Sue was suddenly at my side again, so she obviously hadn’t gone back to her work. ‘I think what Jenny means to say,’ she interjected, taking hold of my elbow, ‘is that you’ll be too
busy
with important
work
here to be wasting time at the
shops
.’ She led me off. Her hand was small but, on the evidence of my pinched elbow, rather strong. ‘Jenny will sort you for clothes. Let me give you a quick tour of the main rumble room.’

This was so obviously done it was almost endearing. I decided not to kick up a fuss. I had wandered the grounds unchaperoned earlier in the morning, and the walls, though taller than I, looked perfectly climbable, assuming I did ever decide to cut and run.

At any rate I was provided with clothes, and the clothes were fine. They assured me that high-up people in Berkshire council had prevailed upon my boss to give me an open-ended sabbatical from my bin-man job. At the time I was too caught up in my immense good fortune to give my old life a second thought.

I met various other people. Poking around online, I found nothing that explained ‘the Institute’ to me; and googling the names of the people I had met led me into a wilderness of technical computing-theory sites, none of which talked about a well-funded research centre on the outskirts of (were we?) Swindon.
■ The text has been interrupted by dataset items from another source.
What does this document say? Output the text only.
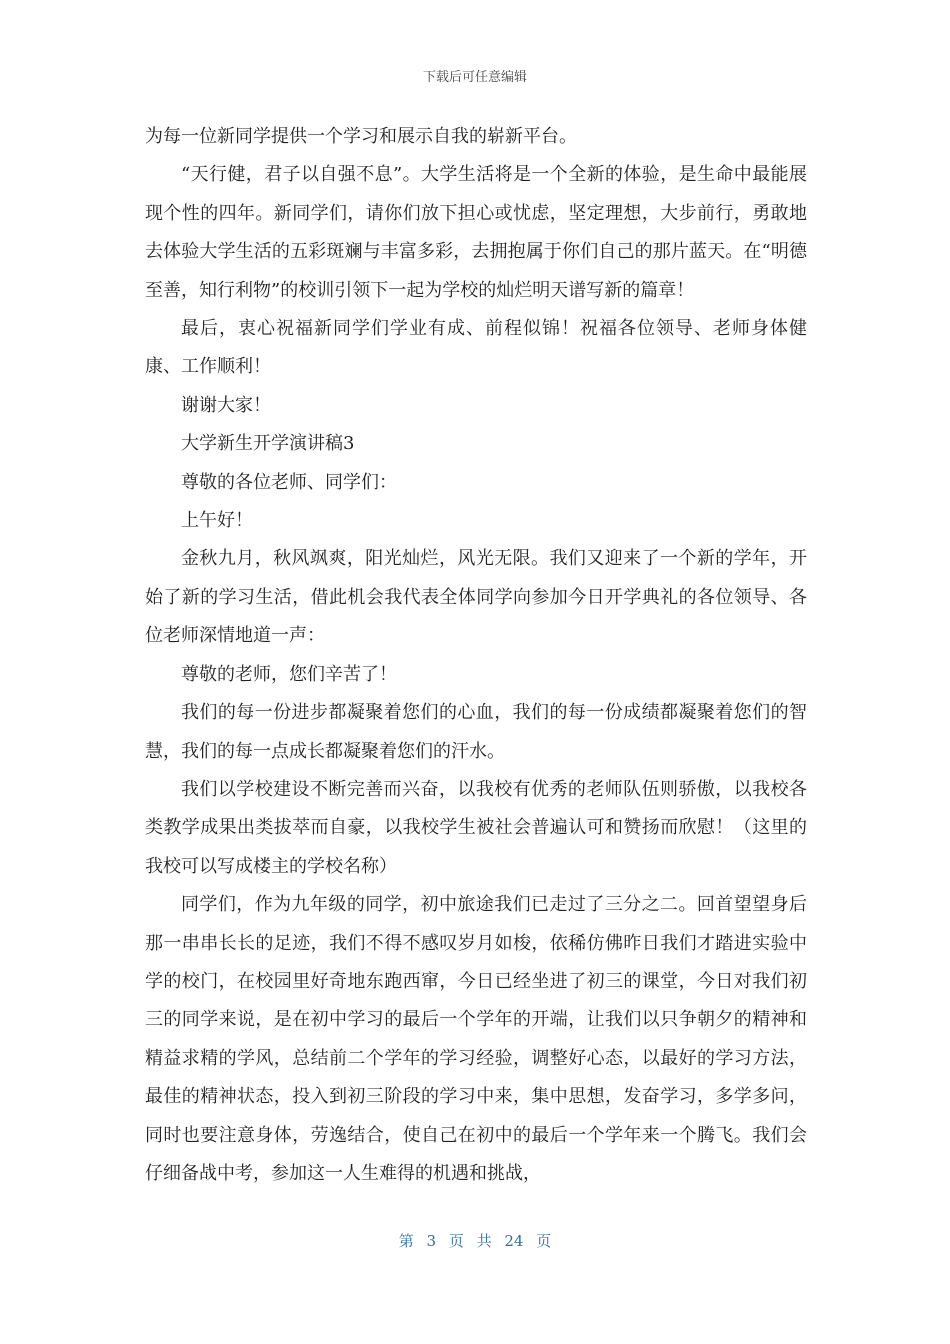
下载后可任意编辑

为每一位新同学提供一个学习和展示自我的崭新平台。

“天行健，君子以自强不息”。大学生活将是一个全新的体验，是生命中最能展现个性的四年。新同学们，请你们放下担心或忧虑，坚定理想，大步前行，勇敢地去体验大学生活的五彩斑斓与丰富多彩，去拥抱属于你们自己的那片蓝天。在“明德至善，知行利物”的校训引领下一起为学校的灿烂明天谱写新的篇章！

最后，衷心祝福新同学们学业有成、前程似锦！祝福各位领导、老师身体健康、工作顺利！

谢谢大家！

大学新生开学演讲稿3

尊敬的各位老师、同学们：

上午好！

金秋九月，秋风飒爽，阳光灿烂，风光无限。我们又迎来了一个新的学年，开始了新的学习生活，借此机会我代表全体同学向参加今日开学典礼的各位领导、各位老师深情地道一声：

尊敬的老师，您们辛苦了！

我们的每一份进步都凝聚着您们的心血，我们的每一份成绩都凝聚着您们的智慧，我们的每一点成长都凝聚着您们的汗水。

我们以学校建设不断完善而兴奋，以我校有优秀的老师队伍则骄傲，以我校各类教学成果出类拔萃而自豪，以我校学生被社会普遍认可和赞扬而欣慰！（这里的我校可以写成楼主的学校名称）

同学们，作为九年级的同学，初中旅途我们已走过了三分之二。回首望望身后那一串串长长的足迹，我们不得不感叹岁月如梭，依稀仿佛昨日我们才踏进实验中学的校门，在校园里好奇地东跑西窜，今日已经坐进了初三的课堂，今日对我们初三的同学来说，是在初中学习的最后一个学年的开端，让我们以只争朝夕的精神和精益求精的学风，总结前二个学年的学习经验，调整好心态，以最好的学习方法，最佳的精神状态，投入到初三阶段的学习中来，集中思想，发奋学习，多学多问，同时也要注意身体，劳逸结合，使自己在初中的最后一个学年来一个腾飞。我们会仔细备战中考，参加这一人生难得的机遇和挑战，

第 3 页 共 24 页
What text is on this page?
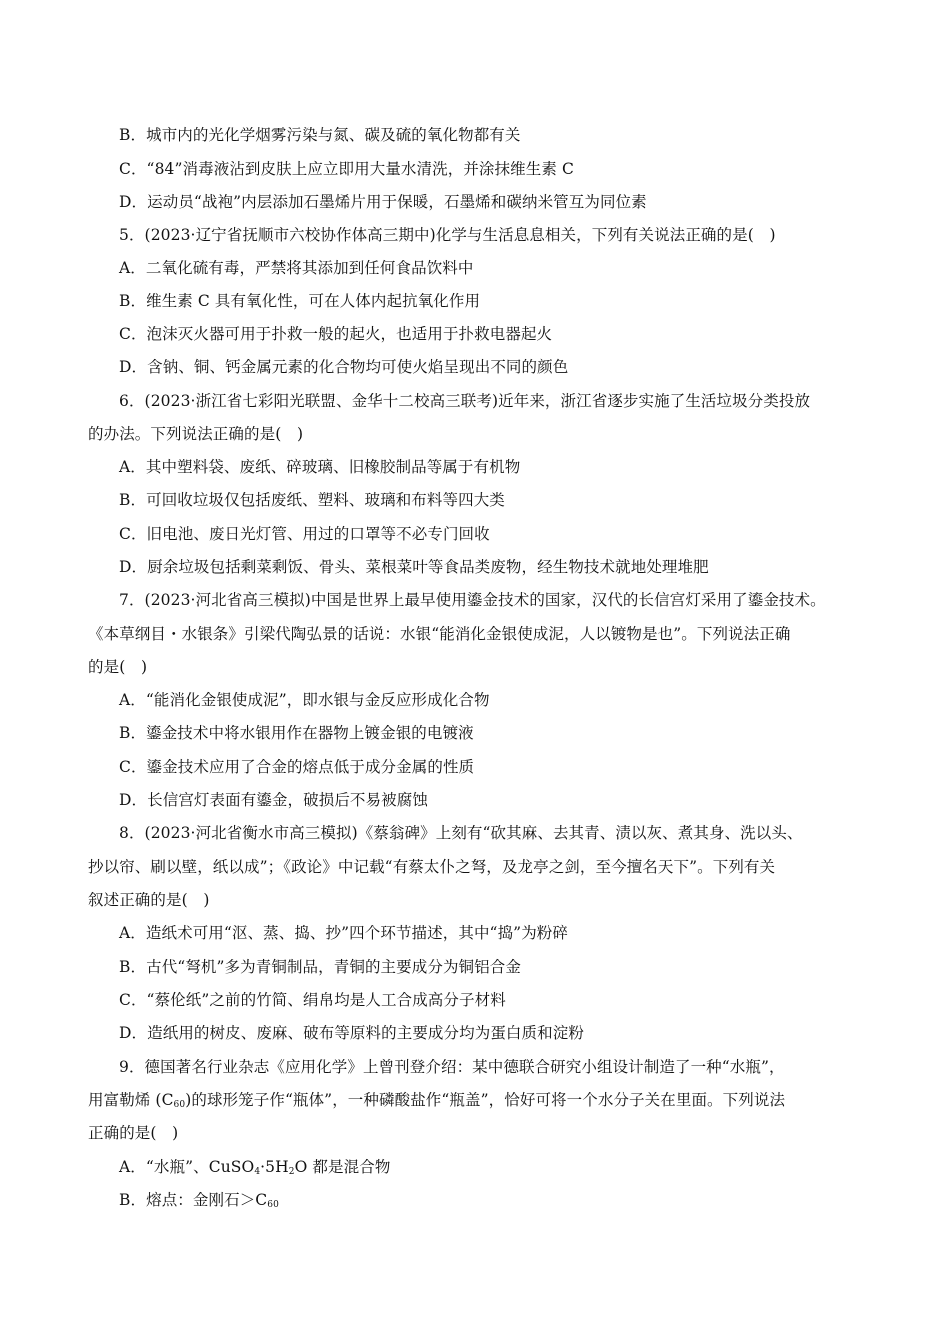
B．城市内的光化学烟雾污染与氮、碳及硫的氧化物都有关
C．“84”消毒液沾到皮肤上应立即用大量水清洗，并涂抹维生素 C
D．运动员“战袍”内层添加石墨烯片用于保暖，石墨烯和碳纳米管互为同位素
5．(2023·辽宁省抚顺市六校协作体高三期中)化学与生活息息相关，下列有关说法正确的是(　)
A．二氧化硫有毒，严禁将其添加到任何食品饮料中
B．维生素 C 具有氧化性，可在人体内起抗氧化作用
C．泡沫灭火器可用于扑救一般的起火，也适用于扑救电器起火
D．含钠、铜、钙金属元素的化合物均可使火焰呈现出不同的颜色
6．(2023·浙江省七彩阳光联盟、金华十二校高三联考)近年来，浙江省逐步实施了生活垃圾分类投放
的办法。下列说法正确的是(　)
A．其中塑料袋、废纸、碎玻璃、旧橡胶制品等属于有机物
B．可回收垃圾仅包括废纸、塑料、玻璃和布料等四大类
C．旧电池、废日光灯管、用过的口罩等不必专门回收
D．厨余垃圾包括剩菜剩饭、骨头、菜根菜叶等食品类废物，经生物技术就地处理堆肥
7．(2023·河北省高三模拟)中国是世界上最早使用鎏金技术的国家，汉代的长信宫灯采用了鎏金技术。
《本草纲目・水银条》引梁代陶弘景的话说：水银“能消化金银使成泥，人以镀物是也”。下列说法正确
的是(　)
A．“能消化金银使成泥”，即水银与金反应形成化合物
B．鎏金技术中将水银用作在器物上镀金银的电镀液
C．鎏金技术应用了合金的熔点低于成分金属的性质
D．长信宫灯表面有鎏金，破损后不易被腐蚀
8．(2023·河北省衡水市高三模拟)《蔡翁碑》上刻有“砍其麻、去其青、渍以灰、煮其身、洗以头、
抄以帘、刷以壁，纸以成”；《政论》中记载“有蔡太仆之弩，及龙亭之剑，至今擅名天下”。下列有关
叙述正确的是(　)
A．造纸术可用“沤、蒸、捣、抄”四个环节描述，其中“捣”为粉碎
B．古代“弩机”多为青铜制品，青铜的主要成分为铜铝合金
C．“蔡伦纸”之前的竹简、绢帛均是人工合成高分子材料
D．造纸用的树皮、废麻、破布等原料的主要成分均为蛋白质和淀粉
9．德国著名行业杂志《应用化学》上曾刊登介绍：某中德联合研究小组设计制造了一种“水瓶”，
用富勒烯 $(C_{60})$的球形笼子作“瓶体”，一种磷酸盐作“瓶盖”，恰好可将一个水分子关在里面。下列说法
正确的是(　)
A．“水瓶”、$CuSO_4\cdot 5H_2O$ 都是混合物
B．熔点：金刚石$>C_{60}$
This puzzled me a little. It should have puzzled me a lot more. I asked Kos about it, and she said something about both private and governmental stakeholders insisting upon secrecy for multiple, overlapping reasons, until the research was completed and could be announced to the world. I ought to have been suspicious about this. I was suspicious, I suppose. I was just having too good a time to care.

And, the capstone: a week after I arrived Irma visited me again in my bed, and we repeated our previous encounter, and I was briefly aware of a sense of contentment that I don’t think I’d ever experienced in my life before.

The following day, at breakfast, I pondered whether this was the unspoken deal, now. Irma would visit me one night a week. On such an expectation of intimacy I was to remain in the Institute. Kos came and sat with me, as she sometimes did. I had grown accustomed to her weird physiognomy (as if I had grounds to object to an ugly face!) and whining voice, although her brusqueness often passed over into outright rudeness. Maybe it was a function of mild Asperger’s. Maybe she was just tired – she always looked exhausted.

‘Good morning,’ she said.

‘Am I ever going to get to talk to Peter? Assuming he really exists?
Does
he exist, your head honcho?’

‘He exists.’

‘And you’re just his deputy? Look, he’s clearly not on site, or I’d have bumped into him. So he’s somewhere else, and I guess he doesn’t like Skype. So I guess I’m supposed to wait until he swings by the campus. You’re going to tell me he’s real busy now, and can’t spare the time.’

‘No, no,’ said Kos, drawing herself back to an approximation of attentiveness. ‘You must speak to Peta. Very soon. But first we need you to do a thing.’

‘A thing?’ I knew what she was about to specify. So, I thought to myself:
this is why Kos has joined me for breakfast, the morning after Irma had come visiting
. It was so clumsily orchestrated it was almost funny. Funny. ‘You mean: Roy?’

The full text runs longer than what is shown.